Parents of two small children, the couple decided to build a beer business on their 40-acre property to get in more quality family time — now Shaun works here instead of commuting to Portland.
They’re on a one-barrel system with two- and three-barrel fermenters, and the plan is to stay small and community-focused.
“Our goal,” Lisa says, “is to create that third home for people. You have your own home, you have your workplace, and we need a local hangout that is family-friendly and comfortable. There’s not a lot of other businesses here in Harrison, so we’re really excited to do that.”
Outdoor enthusiasts who met through white-water rafting, they chose a name and logo to reflect that activity, and plan to make outdoor recreation a core part of what they offer visitors as they make the most of land that overlooks a scenic ridge and abuts 300 acres owned by Loon Echo Land Trust. That includes a disc golf course they hope to have up this summer, as well as winter activities.
Shaun, who remembers his first home-kit batch as “drinkable but not great,” looks forward to finishing construction so that he can concentrate on making beer, saying, “I can’t wait to put the hammers down.”
Back at Funky Bow, Paul and Abraham Lorrain still work hard at keeping existing clients happy and pursuing new accounts, six years after they started out by “schlepping kegs” on Paul’s jeep and knocking on doors.
They’ve gone from producing 100 gallons a week in their first year to 2,200 gallons a week today. Every weekend in Lyman, they welcome hundreds of customers “from beer geeks to Budweiser drinkers” for a musical party atmosphere with pizza, beer, wine and cider. They do events from children’s birthdays to retirement parties of up to 100 people, charging $22 a head for a beer, salad and pizza. For those wanting to spend the night, Paul rents out on Airbnb a yurt that sleeps up to six. They also partner with restaurants and pubs that carry their beer, including for charity events.
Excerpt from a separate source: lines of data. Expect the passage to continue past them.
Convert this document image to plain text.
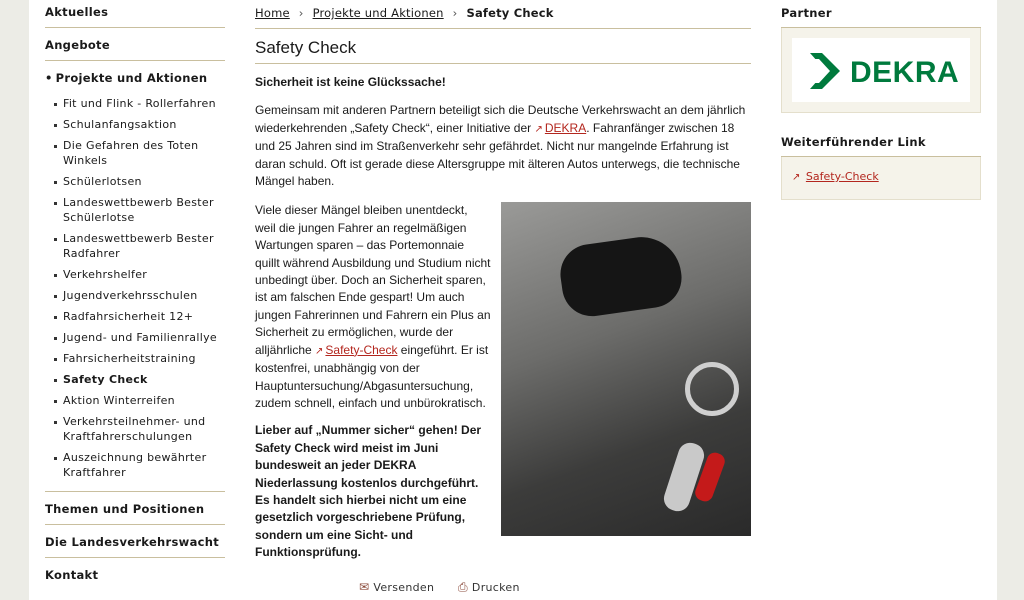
Aktuelles
Angebote
• Projekte und Aktionen
Fit und Flink - Rollerfahren
Schulanfangsaktion
Die Gefahren des Toten Winkels
Schülerlotsen
Landeswettbewerb Bester Schülerlotse
Landeswettbewerb Bester Radfahrer
Verkehrshelfer
Jugendverkehrsschulen
Radfahrsicherheit 12+
Jugend- und Familienrallye
Fahrsicherheitstraining
Safety Check
Aktion Winterreifen
Verkehrsteilnehmer- und Kraftfahrerschulungen
Auszeichnung bewährter Kraftfahrer
Themen und Positionen
Die Landesverkehrswacht
Kontakt
Home › Projekte und Aktionen › Safety Check
Safety Check

Sicherheit ist keine Glückssache!

Gemeinsam mit anderen Partnern beteiligt sich die Deutsche Verkehrswacht an dem jährlich wiederkehrenden „Safety Check“, einer Initiative der ↗ DEKRA. Fahranfänger zwischen 18 und 25 Jahren sind im Straßenverkehr sehr gefährdet. Nicht nur mangelnde Erfahrung ist daran schuld. Oft ist gerade diese Altersgruppe mit älteren Autos unterwegs, die technische Mängel haben.

Viele dieser Mängel bleiben unentdeckt, weil die jungen Fahrer an regelmäßigen Wartungen sparen – das Portemonnaie quillt während Ausbildung und Studium nicht unbedingt über. Doch an Sicherheit sparen, ist am falschen Ende gespart! Um auch jungen Fahrerinnen und Fahrern ein Plus an Sicherheit zu ermöglichen, wurde der alljährliche ↗ Safety-Check eingeführt. Er ist kostenfrei, unabhängig von der Hauptuntersuchung/Abgasuntersuchung, zudem schnell, einfach und unbürokratisch.

Lieber auf „Nummer sicher“ gehen! Der Safety Check wird meist im Juni bundesweit an jeder DEKRA Niederlassung kostenlos durchgeführt. Es handelt sich hierbei nicht um eine gesetzlich vorgeschriebene Prüfung, sondern um eine Sicht- und Funktionsprüfung.

✉ Versenden ⎙ Drucken
Partner
DEKRA
Weiterführender Link
↗ Safety-Check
They’ve grown the brand well beyond their own backyard, now distributing in four states — Maine, Rhode Island, New Hampshire and Massachusetts. In Maine, Paul says that Funky Bow can be found at “all Hannafords, Shaw’s, four Walmarts, some Targets and every mom-and-pop shop along the road you drive by.”
Asked what advice they’d give to someone starting in the business today, Paul blurts out “Don’t do it!” while Abraham speaks of the constant money worries in an increasingly competitive industry.
“If you could just get up and make beer in the morning,” he says, “that’s great.”